As autumn arrives, and children get back to school, so I prepare to return to my day job. In case you haven’t realised, I tutor classes for adults, leading reading and writing groups.
Are writing sessions self-explanatory? I never take it for granted, but I thought so, until someone arrived at Creative Writing expecting to be taught calligraphy. She was very nice, and we shared a smile about it, but since then I’ve been even more careful when creating course titles.
The question of what happens in one of my reading groups is trickiest to put across, I’ve usually only a title and a ‘strapline’ of thirty or forty words to get it right. Despite that word reading, what we mostly do is talk about what we’ve already read, according to a schedule that I’ve set. Aren’t my homework tasks the best?
I think of my reading sessions as following two main themes. First, there are the hard-hitters: the short stories. These are the pieces of writing you should never underestimate. At their best, they can turn your ideas upside down or inside out in a handful of pages.

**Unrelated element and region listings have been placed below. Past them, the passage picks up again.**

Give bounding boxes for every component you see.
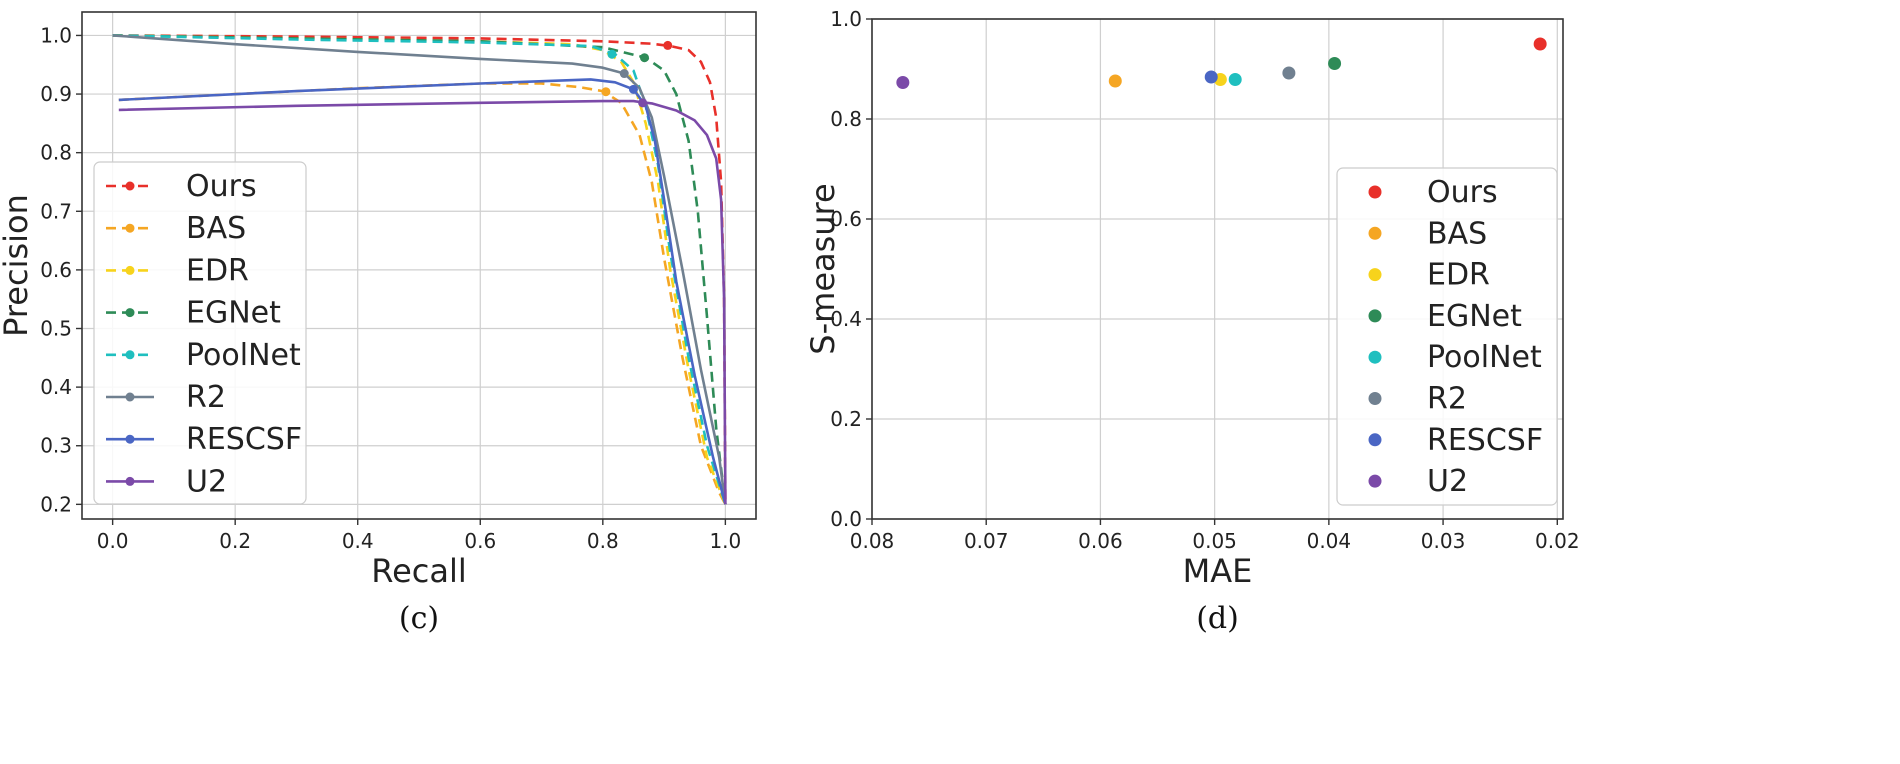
c-y-tick-label: 0.4 [40,375,72,399]
d-legend-marker-ours [1368,185,1382,199]
d-plot-frame [871,18,1564,520]
d-legend: Ours BAS EDR EGNet PoolNet R2 RESCSF U2 [1336,167,1558,506]
c-legend-label-u2: U2 [186,464,227,499]
c-legend-marker-rescsf [125,434,135,444]
c-series-marker-ours [663,40,673,50]
d-legend-label-r2: R2 [1427,382,1467,417]
c-x-axis-label: Recall [371,552,466,590]
c-y-tick-label: 0.5 [40,317,72,341]
c-series-line-u2 [118,99,727,505]
c-legend-marker-bas [125,223,135,233]
d-x-ticks: 0.08 0.07 0.06 0.05 0.04 0.03 0.02 [850,519,1580,553]
d-legend-box [1336,167,1558,506]
smeasure-mae-chart: 0.08 0.07 0.06 0.05 0.04 0.03 0.02 0.00.20.40.… [804,7,1580,636]
c-legend-label-r2: R2 [186,380,226,415]
d-legend-label-u2: U2 [1427,464,1468,499]
c-legend-marker-u2 [125,476,135,486]
c-series-marker-r2 [619,69,629,79]
d-scatter-points [896,37,1547,89]
d-legend-marker-poolnet [1368,350,1382,364]
d-legend-marker-rescsf [1368,433,1382,447]
c-series-line-ours [112,34,727,505]
d-y-tick-label: 1.0 [830,7,862,31]
c-legend-marker-r2 [125,392,135,402]
d-x-axis-label: MAE [1183,552,1253,590]
d-point-egnet [1328,57,1342,70]
d-legend-label-egnet: EGNet [1427,299,1522,334]
d-y-tick-label: 0.2 [830,407,862,431]
c-x-ticks: 0.0 0.2 0.4 0.6 0.8 1.0 [97,519,741,553]
c-series-lines [112,34,727,505]
d-legend-label-ours: Ours [1427,175,1498,210]
d-legend-marker-u2 [1368,474,1382,488]
d-x-tick-label: 0.02 [1535,529,1580,553]
d-y-axis-label: S-measure [804,183,842,354]
d-legend-label-rescsf: RESCSF [1427,423,1543,458]
c-x-tick-label: 0.4 [342,529,374,553]
d-legend-marker-bas [1368,226,1382,240]
d-point-u2 [896,76,910,89]
c-legend: Ours BAS EDR EGNet PoolNet R2 RESCSF U2 [93,161,307,505]
c-x-tick-label: 0.0 [97,529,129,553]
c-x-tick-label: 0.2 [219,529,251,553]
c-legend-label-bas: BAS [186,211,246,246]
c-legend-label-ours: Ours [186,169,257,204]
c-series-marker-rescsf [628,84,638,94]
c-y-ticks: 0.2 0.3 0.4 0.5 0.6 0.7 0.8 0.9 1.0 [40,23,82,516]
d-legend-marker-egnet [1368,309,1382,323]
d-point-ours [1533,37,1547,51]
c-legend-marker-egnet [125,308,135,318]
d-x-tick-label: 0.06 [1078,529,1123,553]
d-x-tick-label: 0.05 [1192,529,1237,553]
c-y-tick-label: 0.8 [40,141,72,165]
d-x-tick-label: 0.03 [1421,529,1466,553]
c-x-tick-label: 0.6 [464,529,496,553]
c-x-tick-label: 1.0 [709,529,741,553]
c-legend-label-poolnet: PoolNet [186,338,301,373]
d-y-ticks: 0.0 0.2 0.4 0.6 0.8 1.0 [830,7,872,531]
d-x-tick-label: 0.08 [850,529,895,553]
c-y-tick-label: 1.0 [40,23,72,47]
c-y-tick-label: 0.2 [40,492,72,516]
c-series-marker-poolnet [607,49,617,59]
c-legend-label-egnet: EGNet [186,296,281,331]
d-y-tick-label: 0.0 [830,507,862,531]
c-y-tick-label: 0.3 [40,434,72,458]
c-legend-marker-ours [125,181,135,191]
d-point-r2 [1282,66,1296,80]
c-series-marker-egnet [639,53,649,63]
c-series-line-r2 [112,34,727,505]
c-y-axis-label: Precision [0,194,35,337]
c-x-tick-label: 0.8 [587,529,619,553]
d-legend-label-edr: EDR [1427,258,1490,293]
c-legend-label-rescsf: RESCSF [186,422,302,457]
d-point-poolnet [1228,73,1242,86]
d-x-tick-label: 0.07 [964,529,1009,553]
d-legend-label-bas: BAS [1427,216,1487,251]
c-legend-marker-poolnet [125,350,135,360]
d-legend-marker-r2 [1368,392,1382,405]
c-panel-caption: (c) [399,601,439,636]
d-y-tick-label: 0.8 [830,107,862,131]
d-legend-marker-edr [1368,268,1382,282]
d-point-bas [1108,74,1122,88]
d-x-tick-label: 0.04 [1307,529,1352,553]
d-point-rescsf [1204,70,1218,84]
precision-recall-chart: 0.0 0.2 0.4 0.6 0.8 1.0 0.2 0.3 0.4 0.5 0.6 0.7 0.8… [0,11,757,636]
c-plot-frame [81,11,757,520]
c-legend-box [93,161,307,505]
c-series-marker-u2 [638,98,648,108]
c-legend-label-edr: EDR [186,253,249,288]
d-y-tick-label: 0.6 [830,207,862,231]
d-panel-caption: (d) [1196,601,1239,636]
d-legend-label-poolnet: PoolNet [1427,340,1542,375]
c-y-tick-label: 0.7 [40,199,72,223]
c-y-tick-label: 0.6 [40,258,72,282]
d-y-tick-label: 0.4 [830,307,862,331]
c-y-tick-label: 0.9 [40,82,72,106]
c-series-marker-bas [601,87,611,97]
c-legend-marker-edr [125,265,135,275]
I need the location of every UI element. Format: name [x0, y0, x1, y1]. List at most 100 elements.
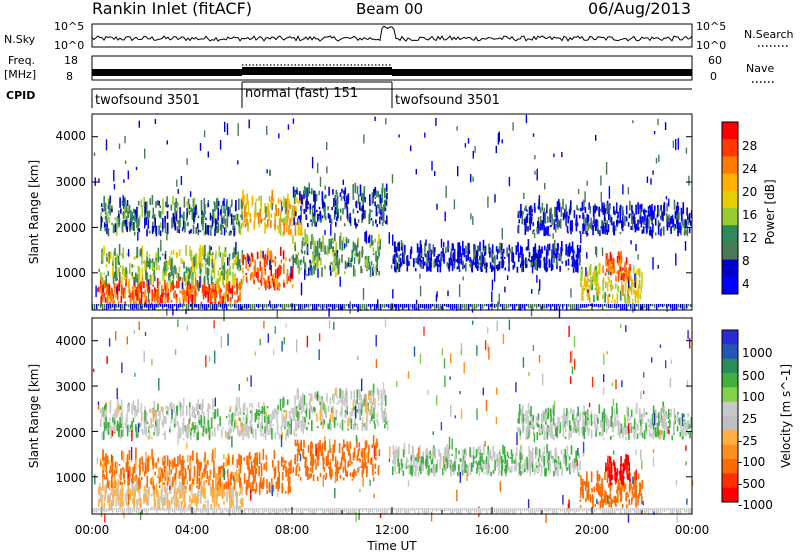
- power-cell: [657, 220, 660, 226]
- power-cell: [619, 256, 621, 260]
- power-cell: [238, 198, 240, 210]
- power-cell: [619, 232, 622, 235]
- power-cell: [575, 223, 578, 232]
- power-sparse-cell: [235, 241, 237, 255]
- velocity-cell: [179, 454, 181, 465]
- velocity-cell: [227, 454, 230, 463]
- power-cell: [393, 242, 396, 253]
- power-cell: [633, 219, 636, 223]
- power-sparse-cell: [495, 145, 497, 154]
- velocity-cell: [287, 421, 289, 428]
- power-cell: [276, 225, 279, 230]
- power-cell: [619, 204, 622, 210]
- velocity-cell: [123, 479, 126, 484]
- velocity-cell: [326, 462, 328, 467]
- velocity-cell: [153, 401, 156, 410]
- power-cell: [116, 217, 119, 229]
- power-sparse-cell: [271, 203, 274, 210]
- power-cell: [445, 247, 447, 254]
- velocity-cell: [228, 413, 230, 418]
- power-ground-cell: [116, 304, 118, 308]
- velocity-cell: [192, 478, 194, 485]
- velocity-cell: [386, 419, 389, 431]
- velocity-cell: [134, 490, 136, 497]
- power-cell: [500, 256, 503, 259]
- power-cell: [138, 228, 141, 233]
- power-cell: [101, 284, 104, 296]
- power-cell: [385, 183, 388, 192]
- power-cell: [101, 217, 104, 223]
- power-cell: [517, 211, 520, 214]
- velocity-cell: [218, 503, 220, 510]
- velocity-cell: [207, 402, 210, 413]
- power-cell: [359, 201, 361, 210]
- velocity-cell: [304, 461, 306, 469]
- power-cell: [226, 216, 229, 228]
- power-cell: [374, 189, 376, 196]
- power-ground-cell: [648, 304, 650, 311]
- power-cell: [131, 211, 134, 221]
- power-cell: [481, 254, 484, 266]
- velocity-cell: [304, 423, 306, 429]
- velocity-cell: [281, 484, 283, 488]
- power-cell: [300, 249, 303, 253]
- power-ground-cell: [94, 304, 96, 310]
- power-sparse-cell: [180, 176, 183, 185]
- power-cell: [140, 199, 143, 208]
- velocity-cell: [247, 458, 249, 470]
- power-ground-cell: [660, 304, 662, 307]
- power-cell: [170, 258, 172, 271]
- velocity-cell: [140, 416, 143, 420]
- velocity-cell: [113, 489, 116, 497]
- power-cell: [687, 214, 689, 220]
- velocity-cell: [540, 464, 542, 468]
- power-sparse-cell: [447, 290, 449, 297]
- power-cell: [627, 297, 629, 304]
- power-cell: [187, 295, 190, 306]
- power-cell: [137, 218, 140, 227]
- power-ground-cell: [498, 304, 500, 307]
- power-cell: [170, 283, 172, 293]
- velocity-cell: [153, 431, 155, 436]
- power-cell: [491, 252, 493, 259]
- velocity-cell: [250, 456, 252, 460]
- power-cell: [511, 257, 513, 262]
- velocity-cell: [400, 458, 403, 470]
- power-cell: [185, 266, 188, 274]
- power-cell: [332, 261, 334, 273]
- velocity-cell: [258, 465, 260, 477]
- power-cell: [124, 214, 126, 219]
- velocity-cell: [304, 417, 306, 423]
- power-cell: [400, 246, 403, 251]
- power-cell: [158, 281, 161, 286]
- power-cell: [440, 256, 442, 267]
- power-ground-cell: [172, 304, 174, 311]
- power-cell: [187, 271, 190, 275]
- power-cell: [346, 207, 349, 219]
- power-sparse-cell: [685, 147, 688, 154]
- velocity-cell: [321, 445, 324, 456]
- power-cell: [175, 297, 178, 304]
- power-cell: [614, 299, 616, 305]
- power-cell: [313, 190, 315, 202]
- power-cell: [553, 250, 556, 256]
- velocity-cell: [197, 459, 200, 465]
- velocity-cell: [231, 421, 233, 427]
- velocity-cell: [109, 502, 111, 511]
- power-cell: [136, 220, 138, 228]
- velocity-cell: [310, 405, 313, 412]
- velocity-cell: [276, 424, 279, 435]
- power-cell: [567, 246, 569, 253]
- power-cell: [129, 227, 131, 232]
- power-cell: [305, 214, 307, 220]
- power-cell: [629, 263, 631, 271]
- power-cell: [332, 246, 334, 256]
- power-cell: [533, 229, 535, 232]
- power-cell: [324, 195, 326, 199]
- power-cell: [369, 208, 371, 217]
- power-cell: [298, 215, 300, 219]
- velocity-cell: [265, 418, 268, 430]
- power-sparse-cell: [598, 206, 600, 212]
- velocity-cell: [262, 448, 265, 460]
- power-sparse-cell: [189, 191, 192, 197]
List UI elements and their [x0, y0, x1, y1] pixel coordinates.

For this term, that will be crime fiction, starting from the 1930s. We’ll be reading through the twentieth century, taking in some of the top writers from Britain and America.
My heavy hitter, this autumn, is Elizabeth Gaskell’s, North and South. Why do I describe it in that way? Well not just because this is a great novel, it also has a little to do with the fact that my paperback copy weighs a hefty 12 ounces (that’s 496 pages) and in the hands of a trained killer might turn into a handy weapon. There, you see, it’s not for nothing that I lead imaginative writing sessions.
The principle I follow has been summed up neatly by Francine Prose, in her book, Reading Like a Writer. She describes the advantages of exploring books and stories that challenge us:
…I’ve always found that the better the book I’m reading, the smarter I feel, or, at least, the more able I am to imagine that I might, someday become smarter.
It works for readers and writers alike.